Serpentine Path ‘Emanations’ CD/LP/DD 2014
With a CV boasting current and former members of Electric Wizard, Unearthly Trance and Ramesses, New York based Doom Supergroup Serpentine Path were always going to attract attention with their relentless misanthropy and anvil heavy take on the genre. Sure enough their self titled 2012 even gained favourable reviews on the likes of BBC Music for the ability to collide the influences of Death Metal artists like Autopsy with the more progressive jams of Sleep.
Back with sophomore album ‘Emanations‘ their ranks are swelled by the addition of Winter mastermind Stephen Flam on guitar which has leant the band new depth in terms of sound and song writing, as well as another name with an impressive pedigree. There are few bands out there that could match their unrelenting delivery and fuzzed out sludge, yet alone conjure such relentlessly bleak landscapes and still make them listenable and captivating.
The additional sonic dimension is clear from the get go as ‘Essence Of Heresy‘ wastes no time in crashing in with the slow, grinding low end signature sound and gruff, from the pits of hell style vocals. This is Doom at it’s most creeping and slow; glacial movements of fingers on fretboards and considered pulverising of drums. A steady but relentless march that is born of Black Sabbath nightmares, heavy on the low end, offset by vertigo inducing bends and dripping with evil.
On the opening track there is not a step missed from the atmospheric drama of the music, wrought from long, ringing chords and the almost Egyptian flavoured guitar melody that breaks out into a chilling solo, to the thematic lyrics where Ryan Lipynsky intones ‘swallow your soul’ in a manner so bleak you won’t want to listen to ‘Emanations‘ with the light off.
Barely pausing for throat lozenges ‘House Of Worship‘ continues the theme.
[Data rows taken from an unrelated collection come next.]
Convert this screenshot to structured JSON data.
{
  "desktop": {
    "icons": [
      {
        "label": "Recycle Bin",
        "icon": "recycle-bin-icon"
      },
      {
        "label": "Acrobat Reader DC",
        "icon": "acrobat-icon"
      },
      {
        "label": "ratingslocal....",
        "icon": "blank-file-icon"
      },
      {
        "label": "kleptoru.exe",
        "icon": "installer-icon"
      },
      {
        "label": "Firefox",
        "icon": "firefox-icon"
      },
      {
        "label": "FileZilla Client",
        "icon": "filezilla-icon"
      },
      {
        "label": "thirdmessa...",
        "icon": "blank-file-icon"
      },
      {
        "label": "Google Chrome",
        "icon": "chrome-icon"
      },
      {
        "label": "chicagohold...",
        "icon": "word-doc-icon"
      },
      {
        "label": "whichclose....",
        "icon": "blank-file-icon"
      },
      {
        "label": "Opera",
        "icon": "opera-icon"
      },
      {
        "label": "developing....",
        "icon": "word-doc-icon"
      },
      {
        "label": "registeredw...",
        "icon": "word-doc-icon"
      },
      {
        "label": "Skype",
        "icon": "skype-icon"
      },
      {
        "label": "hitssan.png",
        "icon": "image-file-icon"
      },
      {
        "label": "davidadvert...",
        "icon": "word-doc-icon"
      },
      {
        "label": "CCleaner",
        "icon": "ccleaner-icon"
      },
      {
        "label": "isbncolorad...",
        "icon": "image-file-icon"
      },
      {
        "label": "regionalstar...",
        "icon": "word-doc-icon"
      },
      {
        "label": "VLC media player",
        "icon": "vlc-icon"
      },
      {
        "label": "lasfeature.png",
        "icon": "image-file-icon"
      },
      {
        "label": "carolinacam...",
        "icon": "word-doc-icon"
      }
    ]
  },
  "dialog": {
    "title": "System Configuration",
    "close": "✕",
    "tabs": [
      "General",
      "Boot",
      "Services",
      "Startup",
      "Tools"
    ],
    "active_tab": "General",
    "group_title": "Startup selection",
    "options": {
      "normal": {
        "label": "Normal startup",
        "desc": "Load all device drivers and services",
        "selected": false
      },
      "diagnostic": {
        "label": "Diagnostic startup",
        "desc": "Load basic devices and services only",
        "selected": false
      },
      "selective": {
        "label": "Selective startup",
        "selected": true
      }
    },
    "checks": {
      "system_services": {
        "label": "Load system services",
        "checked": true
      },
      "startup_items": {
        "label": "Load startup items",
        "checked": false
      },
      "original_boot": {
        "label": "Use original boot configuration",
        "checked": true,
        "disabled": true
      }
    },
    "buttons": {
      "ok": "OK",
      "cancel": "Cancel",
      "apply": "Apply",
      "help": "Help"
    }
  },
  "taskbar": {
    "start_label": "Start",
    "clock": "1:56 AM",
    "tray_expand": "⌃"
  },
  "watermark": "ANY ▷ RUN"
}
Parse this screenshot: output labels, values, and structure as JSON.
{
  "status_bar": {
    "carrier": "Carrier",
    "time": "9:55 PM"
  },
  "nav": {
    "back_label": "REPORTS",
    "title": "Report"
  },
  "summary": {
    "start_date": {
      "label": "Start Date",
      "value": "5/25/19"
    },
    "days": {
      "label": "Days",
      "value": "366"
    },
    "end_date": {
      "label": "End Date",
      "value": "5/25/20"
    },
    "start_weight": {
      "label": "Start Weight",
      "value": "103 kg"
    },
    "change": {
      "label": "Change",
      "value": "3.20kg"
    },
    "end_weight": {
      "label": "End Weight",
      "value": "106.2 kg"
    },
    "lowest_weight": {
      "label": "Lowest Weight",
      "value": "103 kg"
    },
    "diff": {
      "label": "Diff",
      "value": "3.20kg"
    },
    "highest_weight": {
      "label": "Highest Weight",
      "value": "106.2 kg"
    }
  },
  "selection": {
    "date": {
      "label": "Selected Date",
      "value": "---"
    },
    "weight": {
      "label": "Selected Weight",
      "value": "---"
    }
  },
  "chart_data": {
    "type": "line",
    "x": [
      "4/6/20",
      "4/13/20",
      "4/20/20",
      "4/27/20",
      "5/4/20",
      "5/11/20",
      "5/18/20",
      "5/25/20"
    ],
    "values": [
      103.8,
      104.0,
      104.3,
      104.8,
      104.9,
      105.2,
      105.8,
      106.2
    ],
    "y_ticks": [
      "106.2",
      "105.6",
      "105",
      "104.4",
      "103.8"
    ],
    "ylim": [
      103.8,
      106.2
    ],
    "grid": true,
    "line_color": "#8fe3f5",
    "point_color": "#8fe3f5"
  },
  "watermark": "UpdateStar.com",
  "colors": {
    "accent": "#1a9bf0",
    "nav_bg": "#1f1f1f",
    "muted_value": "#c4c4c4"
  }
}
The occult themed lyrics are intoned, almost spoken word in their guttural snarl as the music settles into a plodding march that is almost hypnotic in its head nodding tempo evoking some dark ritual. Over the top of this the guitar squalls with unsettling melodies that are, at times, pure sludge as the musicians strain against each other, finding space to wring out new and increasingly twisted motifs.
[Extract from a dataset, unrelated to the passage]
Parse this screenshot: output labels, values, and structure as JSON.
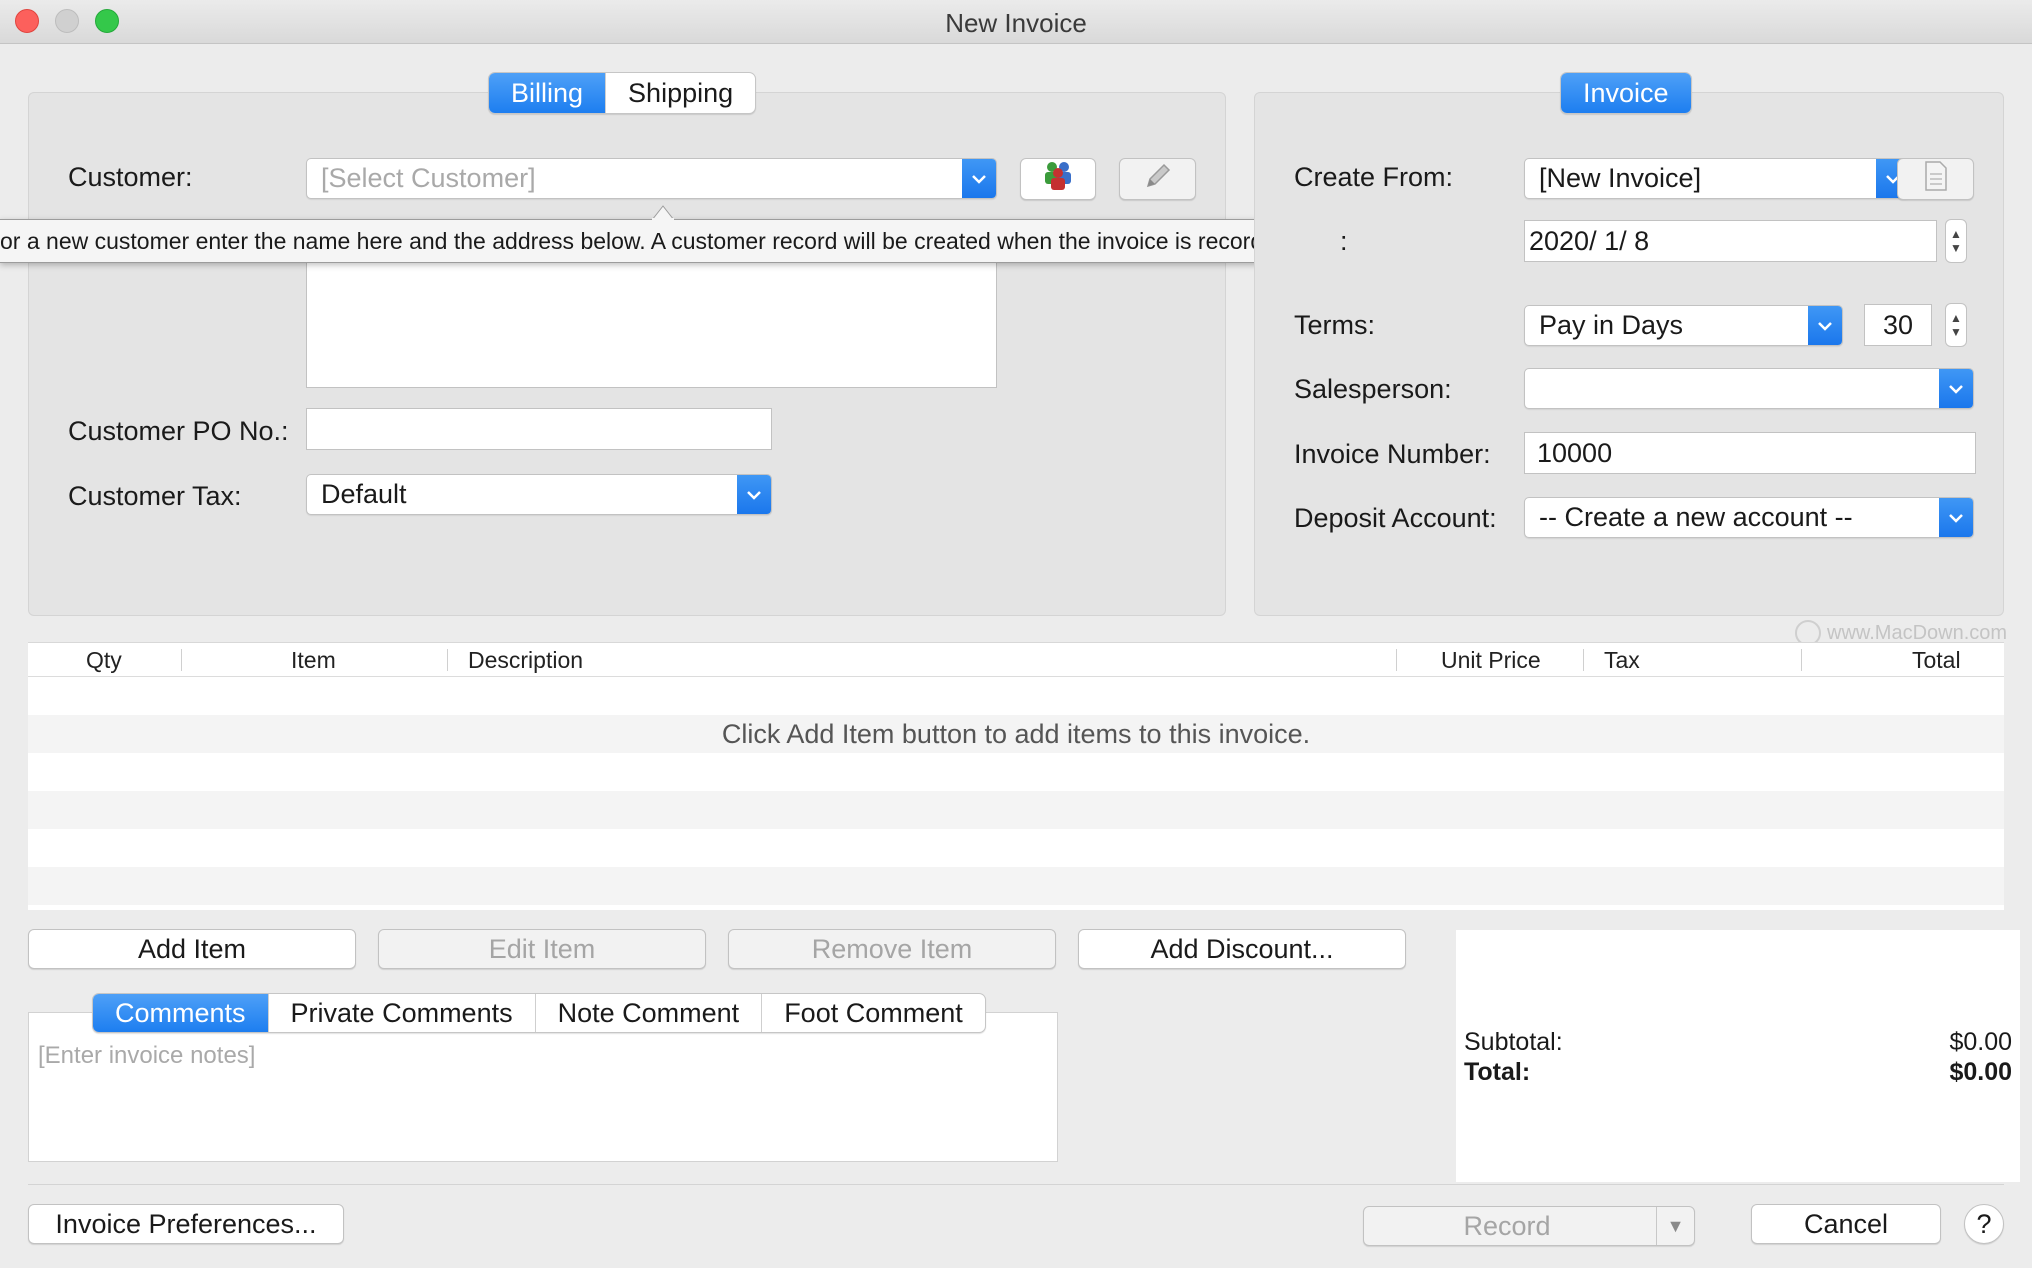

Over the course of the album Serpentine Path do not venture too far from the template laid down on the first two tracks but use these foundations to explore and expand on this bedrock with variations and in turn use them to crush the listener with the sheer power of the dense atmospheres. Tracks like ‘Treacherous Waters’ crawl by, stalking and pulverising with slow and seemingly simple walls of slow moving sound; ‘Claws’ alternates between sledgehammer blows and sinister guitar melodies and deep resonating bass conjuring a soundtrack straight out of a video nasty of old.
On ‘Disfigured Colossus’ the band threaten to break into a lumber and is a comparatively up beat and catchy in the context of ‘Emanations‘ with the band returning to the motifs of the chorus, finding glee in the celebration of bleakness before the one-two combination of ‘Symptomatic Extinction‘ and ‘Torment‘ close the album without reprieve, especially on the epic final track.
It was never in doubt with such a calling card of members that ‘Emanations‘ would be an album worth hearing and it doesn’t fail to deliver. This is a collection of incredibly powerful doom that stomps it’s way relentlessly across the musical landscape apologising to no one. The Death Metal influence gives it a harder edge than the bong room jam of many a traditional Doom band and give the music more focus rather than drifting off into sprawling epics. Serpentine Path positively reek of spite and evil intent on their second album.
There may be moments over the course of the running length where the attention span can wander slightly due to the unabating, oppressive nature of the music but there is always an eerie solo or a dramatic shift in tempo to bring you back.
The band claim to be one of the heaviest bands on the planet in their press release, hearing ‘Emanations‘ I would make that about right.